Blackburn kicked at a pebble. “I suppose it’ll take him a few hours to get here from Kalispell.”
“At least a few.”
“You’ll be stone sober by then, won’t you?”
“Give me a little credit, Sheriff. That’s a trick question. I’m not going to incriminate myself.” Bo watched Blackburn exhale heavily. At this point Blackburn had to arrest him without administering a test, or let him go.
“It’s just a damn good thing most people aren’t as familiar with the law as you.” Blackburn patted Bo on the shoulder. “All right, you can go, but be careful and watch your speed. Slow and steady.”
“The speed limit in Montana is ‘reasonable and prudent,’ ” Bo replied, hauling himself behind the steering wheel.
“Not anymore,” Blackburn corrected, leaning into the Jeep through the open window, looking for a bottle or a gun, both of which lay concealed beneath the seat. “We changed that.”
“All right, all right. Seventy-five.”
“Sixty at night.”
Bo squinted at the sun, half hidden by mountain peaks on the west side of the valley. “It isn’t dark yet.”
“I mean it,” Blackburn said firmly. “Take it easy.”
“Yeah, yeah.”
Blackburn took a deep breath. “When you first got out here to Montana a year ago, you were a model citizen. I never saw you take a drink, let alone get behind the wheel of a vehicle with alcohol in your system. Now I hear things.”
“Oh, you hear things, do you?”
“Yes.”
“Do you have spies out there checking on me?”
“People talk and I can’t help but overhear them. You can throw a stone from one side of this town to the other.”
“What do you hear?” Bo asked impatiently.
Blackburn knew about the Hancock family wealth. The rest of Libby’s natives thought Bo was just an everyday Wall Streeter who had come to Montana looking for something ethereal they knew he’d never find, and who would go home after the second or third winter. They assumed, as they did about most Easterners who lived in large houses in the middle of huge tracts of land, that Bo was rich, but they had no idea how rich. Blackburn knew because he’d done his researc
h on the Internet, and because he’d been cautioned by an anonymous telephone call that the long arm of the Hancock family could easily reach Montana if Blackburn was too much of a pain in Bo’s ass. Then there’d be a new sheriff of Libby, Montana, the caller had warned. Still, Blackburn was a man of honor and he had a duty to the citizens of Libby to uphold the law, and a duty to protect a man from himself—at least one he liked.
“They say you’ve been drinking,” Blackburn said. “Drinking a lot.”
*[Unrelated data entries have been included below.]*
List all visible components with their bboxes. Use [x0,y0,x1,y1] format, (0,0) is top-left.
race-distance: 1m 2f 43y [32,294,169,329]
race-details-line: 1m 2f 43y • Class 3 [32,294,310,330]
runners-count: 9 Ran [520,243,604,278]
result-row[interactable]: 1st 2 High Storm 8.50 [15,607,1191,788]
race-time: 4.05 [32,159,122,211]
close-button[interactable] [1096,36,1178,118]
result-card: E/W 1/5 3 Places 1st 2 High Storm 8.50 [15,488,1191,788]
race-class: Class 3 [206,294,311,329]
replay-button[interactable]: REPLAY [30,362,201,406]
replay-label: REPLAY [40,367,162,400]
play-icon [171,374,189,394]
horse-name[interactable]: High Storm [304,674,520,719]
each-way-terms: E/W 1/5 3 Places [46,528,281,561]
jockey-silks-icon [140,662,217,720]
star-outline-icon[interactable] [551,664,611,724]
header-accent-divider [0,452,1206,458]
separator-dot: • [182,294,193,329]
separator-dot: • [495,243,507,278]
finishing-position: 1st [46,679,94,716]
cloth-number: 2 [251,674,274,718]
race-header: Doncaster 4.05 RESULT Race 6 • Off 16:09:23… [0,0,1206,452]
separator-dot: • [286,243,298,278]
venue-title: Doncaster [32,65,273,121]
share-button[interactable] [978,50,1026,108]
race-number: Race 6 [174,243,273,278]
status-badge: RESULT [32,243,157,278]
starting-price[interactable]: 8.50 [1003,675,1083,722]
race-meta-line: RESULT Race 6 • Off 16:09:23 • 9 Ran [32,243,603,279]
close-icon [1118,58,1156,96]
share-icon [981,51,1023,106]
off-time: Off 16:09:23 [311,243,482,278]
“Your spies are misinformed,” Bo countered defiantly.
Blackburn spat his toothpick to the ground. “I don’t think so,” he said confidently.
“I’m telling you so.”
The sun had almost disappeared behind the mountains now and Blackburn had accomplished his goal. Bo would be forced to obey the sixty-miles-an-hour limit or risk being pulled over again. “Bo, besides being small, this town is poor. There isn’t much of a tax base in our county, especially since the paper mill shut down last year. So when that new community center went up in the fall, I was surprised and I did some digging. I found out who donated the money for its construction. You did a good job of covering your financial tracks, but I figured out what had happened with some help from a banker friend of mine in Bozeman.”
“You’re crazy.”
“And I know what you did for the Schmidt family when their daughter was diagnosed with cancer. If that little girl hadn’t made it to the Mayo Clinic when she did, she wouldn’t be with us any longer. I know how generous you’ve been.”
“You don’t know—”
“Ease up, Bo.” It was noble that the man didn’t want any credit for his acts of kindness, but Blackburn knew with certainty about the two donations, as well as a dozen others Bo had made over the last year. “I’m trying to help.”
“Can I go?”
Blackburn was still tempted to haul Bo into town—for his own good, and the woman’s—but he was the only officer on duty tonight, and he needed to be out on patrol in case there were emergencies. And though Bo had clearly been drinking, his ability to drive didn’t appear to be impaired. “Yes,” Blackburn said. He glanced at the young woman and touched the brim of his hat. “Evening, ma’am,” he said, stepping back.